It's important to note that pieces[1]
is the parameterized ligand, as we will be replacing it further down in this example. If you apply this notebook to a system with a different number of components, or with objects in a different order, you may need to change some of the code below accordingly.
Here we assume a complicated scenario -- We have a SDF of our ligand available (ligand.sdf
), containing bond orders and enough detail about the molecule for us to parameterize the ligand. However, this SDF does not necessarily have the same atom indexing or coordinates as the original ligand in system.prmtop
and system.crd
. If we mix up the ligand atom indices and try to use the original ligand coordinates, the ligand's initial geometry will be nonsense. So, we've also got a copy of the ligand as ligand.pdb
(which we could have extracted from a dump of our system to PDB format, if desired), and we're going to use that as a reference to get the atom indexing right.

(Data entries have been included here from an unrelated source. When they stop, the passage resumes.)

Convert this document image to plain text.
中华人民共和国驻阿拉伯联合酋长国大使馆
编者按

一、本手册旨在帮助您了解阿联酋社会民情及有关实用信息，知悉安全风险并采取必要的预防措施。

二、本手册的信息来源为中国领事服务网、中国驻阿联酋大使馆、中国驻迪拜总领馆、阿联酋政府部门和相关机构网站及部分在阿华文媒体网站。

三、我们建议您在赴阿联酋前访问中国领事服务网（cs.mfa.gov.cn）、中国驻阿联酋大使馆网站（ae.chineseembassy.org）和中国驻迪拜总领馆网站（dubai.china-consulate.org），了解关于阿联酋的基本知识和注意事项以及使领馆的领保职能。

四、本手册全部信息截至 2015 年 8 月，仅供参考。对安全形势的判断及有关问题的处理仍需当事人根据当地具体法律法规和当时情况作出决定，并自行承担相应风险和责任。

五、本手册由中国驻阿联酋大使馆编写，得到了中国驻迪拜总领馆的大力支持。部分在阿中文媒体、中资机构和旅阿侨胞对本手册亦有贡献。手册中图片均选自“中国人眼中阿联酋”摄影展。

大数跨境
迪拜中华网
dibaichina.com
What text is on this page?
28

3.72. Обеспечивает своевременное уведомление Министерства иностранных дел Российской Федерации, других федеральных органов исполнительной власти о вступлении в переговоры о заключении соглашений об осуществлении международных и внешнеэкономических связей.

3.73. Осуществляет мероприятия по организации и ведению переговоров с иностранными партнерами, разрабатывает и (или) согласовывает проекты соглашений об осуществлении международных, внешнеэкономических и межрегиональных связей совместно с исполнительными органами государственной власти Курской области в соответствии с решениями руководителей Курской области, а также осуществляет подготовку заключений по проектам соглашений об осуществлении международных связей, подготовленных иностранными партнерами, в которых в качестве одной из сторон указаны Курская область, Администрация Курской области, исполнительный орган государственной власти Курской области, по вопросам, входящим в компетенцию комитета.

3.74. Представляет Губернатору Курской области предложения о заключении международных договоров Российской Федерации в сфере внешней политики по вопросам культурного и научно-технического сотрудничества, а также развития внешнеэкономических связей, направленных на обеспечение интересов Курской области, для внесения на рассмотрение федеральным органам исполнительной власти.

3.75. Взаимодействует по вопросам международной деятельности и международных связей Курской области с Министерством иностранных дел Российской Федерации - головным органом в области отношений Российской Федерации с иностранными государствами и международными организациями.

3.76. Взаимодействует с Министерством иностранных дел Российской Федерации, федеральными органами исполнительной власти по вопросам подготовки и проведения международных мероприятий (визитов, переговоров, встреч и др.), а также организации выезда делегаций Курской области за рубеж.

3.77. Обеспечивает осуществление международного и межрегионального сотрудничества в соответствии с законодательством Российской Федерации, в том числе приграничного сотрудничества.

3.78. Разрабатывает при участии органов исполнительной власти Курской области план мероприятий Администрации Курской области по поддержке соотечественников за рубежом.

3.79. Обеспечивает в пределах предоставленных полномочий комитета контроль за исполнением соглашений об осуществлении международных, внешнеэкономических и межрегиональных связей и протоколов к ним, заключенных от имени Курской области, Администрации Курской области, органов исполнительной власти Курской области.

This example will use the simtk.openmm.app.PDBFile
class to read ligand.pdb
and then use Topology.from_openmm
to create an OpenFF Topology that contains the ligand in the correct atom ordering.
If you know that this indexing mismatch will never occur for your data sources, and that your SDFs always contain the correct ordering, you can skip this step by simply running ligand_off_topology = ligand_off_molecule.to_topology()
In [4]:
from openforcefield.topology import Molecule, Topology
from simtk.openmm.app import PDBFile
ligand_off_molecule = Molecule('ligand.sdf')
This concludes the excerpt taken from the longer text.